Wednesday, September 24, 2008

Update time

Well, Grant went back to the audiologist a few weeks ago and is doing so well with his implant. And no changes needed to be made in the programming of his processor. She was testing him in the sound booth to see at what decibel/level he would respond to sound. He was responding at a normal level for all frequencies tested, 15-25 decibels. That is awesome! What a difference a year makes.
School is going so much better now. We transferred him to C-ville Elementary and we could tell the biggest difference after one day. It was like night a day the difference and it really confirmed to us that Grant was now in the right place. His teacher really understands what I have been going through and is very willing to do what is needed to help Grant learn and do well. It has been such a blessing. Praise God for Mrs. Cox!
Kaylyn just finished 2 rounds of antibiotics for a sinus infection and the second round caused her to get a bad diaper rash and now yeast infection...so now we are treating that but her ears are looking great! Her hearing was tested last week and it is perfectly normal. So, now we can wait a year to have it tested again...unless we notice something in the mean time. Thank you Lord for your provisions and answered prayers!
Grant went back to the ENT for a recheck and he no longer had fluid in his ears, another answer to prayer since his tubes were out already. The allergy shots seem to be working. But the ENT seemed to think it would be a good idea for Grant to get another set of tubes just in case he were to get fluid built up again over the winter... I am torn because I know that God answered our prayers and now the fluid is gone but the dr. still thinks tubes are the best thing... I went ahead and scheduled the surgery for this Friday, Sept. 26th. But I have been thinking and praying about it and I really think we should just wait and see if the need arises before putting him through another surgery, even as minor as it may be. But I would really kick myself if he gets another ear infection this winter because we decided to wait.
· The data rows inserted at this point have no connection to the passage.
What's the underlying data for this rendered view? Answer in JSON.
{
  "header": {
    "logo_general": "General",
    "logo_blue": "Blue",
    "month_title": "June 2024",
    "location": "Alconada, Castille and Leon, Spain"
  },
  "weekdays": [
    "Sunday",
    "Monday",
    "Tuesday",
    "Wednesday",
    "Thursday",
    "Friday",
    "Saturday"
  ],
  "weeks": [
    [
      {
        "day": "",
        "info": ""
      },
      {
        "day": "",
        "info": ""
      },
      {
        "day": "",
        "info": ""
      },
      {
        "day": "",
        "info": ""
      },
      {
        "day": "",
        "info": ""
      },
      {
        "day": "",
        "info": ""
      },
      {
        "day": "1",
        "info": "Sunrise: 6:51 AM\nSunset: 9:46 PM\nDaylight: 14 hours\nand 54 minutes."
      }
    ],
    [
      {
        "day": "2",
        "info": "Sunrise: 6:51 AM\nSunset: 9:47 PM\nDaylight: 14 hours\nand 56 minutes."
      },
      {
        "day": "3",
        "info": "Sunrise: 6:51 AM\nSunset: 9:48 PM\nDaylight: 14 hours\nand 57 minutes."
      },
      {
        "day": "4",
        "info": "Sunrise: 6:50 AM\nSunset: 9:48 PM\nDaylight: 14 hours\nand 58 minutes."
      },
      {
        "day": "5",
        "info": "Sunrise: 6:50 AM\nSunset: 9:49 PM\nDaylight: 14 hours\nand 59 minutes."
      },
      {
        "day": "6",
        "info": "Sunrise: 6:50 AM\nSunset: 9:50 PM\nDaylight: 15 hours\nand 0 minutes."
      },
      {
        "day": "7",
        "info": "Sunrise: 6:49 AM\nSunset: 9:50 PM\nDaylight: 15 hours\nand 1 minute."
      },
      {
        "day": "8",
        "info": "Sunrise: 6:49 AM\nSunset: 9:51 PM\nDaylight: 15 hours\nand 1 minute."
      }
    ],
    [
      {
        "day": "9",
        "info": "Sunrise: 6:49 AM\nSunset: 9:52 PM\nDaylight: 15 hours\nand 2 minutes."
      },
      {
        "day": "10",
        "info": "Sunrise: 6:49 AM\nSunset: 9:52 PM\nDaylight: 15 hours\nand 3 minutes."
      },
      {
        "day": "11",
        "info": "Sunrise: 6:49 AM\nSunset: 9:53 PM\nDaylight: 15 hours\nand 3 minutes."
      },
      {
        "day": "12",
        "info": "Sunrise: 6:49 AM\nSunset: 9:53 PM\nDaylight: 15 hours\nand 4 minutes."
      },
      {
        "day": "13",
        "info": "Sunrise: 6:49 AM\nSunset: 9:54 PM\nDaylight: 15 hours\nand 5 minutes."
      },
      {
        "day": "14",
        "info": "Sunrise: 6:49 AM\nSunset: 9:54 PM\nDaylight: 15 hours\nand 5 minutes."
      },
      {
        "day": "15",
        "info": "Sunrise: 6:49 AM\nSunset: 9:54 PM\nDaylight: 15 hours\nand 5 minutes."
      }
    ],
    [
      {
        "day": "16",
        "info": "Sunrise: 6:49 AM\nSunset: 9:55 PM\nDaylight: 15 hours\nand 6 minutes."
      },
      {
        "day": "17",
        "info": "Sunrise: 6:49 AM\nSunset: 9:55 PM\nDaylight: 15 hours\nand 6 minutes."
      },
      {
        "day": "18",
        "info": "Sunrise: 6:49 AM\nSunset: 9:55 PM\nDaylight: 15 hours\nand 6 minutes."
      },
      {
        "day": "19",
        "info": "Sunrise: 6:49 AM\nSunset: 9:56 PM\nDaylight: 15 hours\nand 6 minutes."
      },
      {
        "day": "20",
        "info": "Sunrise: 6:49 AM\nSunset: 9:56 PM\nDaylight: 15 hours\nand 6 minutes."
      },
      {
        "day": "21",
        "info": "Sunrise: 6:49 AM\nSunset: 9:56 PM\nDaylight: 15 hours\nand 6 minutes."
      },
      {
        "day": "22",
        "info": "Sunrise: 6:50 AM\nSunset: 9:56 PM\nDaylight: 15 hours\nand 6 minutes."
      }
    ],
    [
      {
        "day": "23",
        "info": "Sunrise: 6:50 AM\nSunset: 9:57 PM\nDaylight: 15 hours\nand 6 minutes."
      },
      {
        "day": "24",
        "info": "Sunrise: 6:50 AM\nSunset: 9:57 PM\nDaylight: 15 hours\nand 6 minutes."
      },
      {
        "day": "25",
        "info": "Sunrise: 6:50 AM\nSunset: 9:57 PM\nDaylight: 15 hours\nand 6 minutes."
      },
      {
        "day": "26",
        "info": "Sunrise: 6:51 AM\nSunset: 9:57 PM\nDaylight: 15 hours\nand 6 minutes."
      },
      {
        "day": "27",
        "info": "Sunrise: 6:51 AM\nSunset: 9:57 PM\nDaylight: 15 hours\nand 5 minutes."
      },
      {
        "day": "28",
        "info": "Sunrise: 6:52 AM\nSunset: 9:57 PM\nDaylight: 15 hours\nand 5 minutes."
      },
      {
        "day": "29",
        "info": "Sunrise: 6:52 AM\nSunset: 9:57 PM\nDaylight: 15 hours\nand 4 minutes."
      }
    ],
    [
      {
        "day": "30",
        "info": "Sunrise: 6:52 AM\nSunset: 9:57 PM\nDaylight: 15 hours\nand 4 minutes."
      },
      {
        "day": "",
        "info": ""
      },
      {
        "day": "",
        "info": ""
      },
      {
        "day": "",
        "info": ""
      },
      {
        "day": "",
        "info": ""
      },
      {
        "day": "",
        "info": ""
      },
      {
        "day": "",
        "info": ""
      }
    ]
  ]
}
I haven't canceled the surgery yet but Kenny and I will be talking and making the final decision so I can call this afternoon.
***Update***
We decided to go ahead with the tubes because I know I would kick myself if he did get and ear infection and end up needing them anyway...so one more surgery...he has had more than any child should but he doesn't know he is any different from all the rest.
So Grant and I are in Louisville tonight and the surgery in scheduled for 7:30 am in the morning...we have to be there at 6:30 am. Kenny and Kaylyn stayed at home because it is just too much to have a sleepy clingy 19 month old and a very upset 5 year old with super human strength (you should try to hold him down for his allergy shots some time! I'm not lying, the nurses all say he is the strongest 5 year old they have ever seen.) to try to keep entertained and contained, especially for a 10 min procedure.
Well, that all for now...there isn't anymore.

1 comments:

Anonymous said...

Wow, you've been busy. Is he still doing good? Which set of tubes are you on now?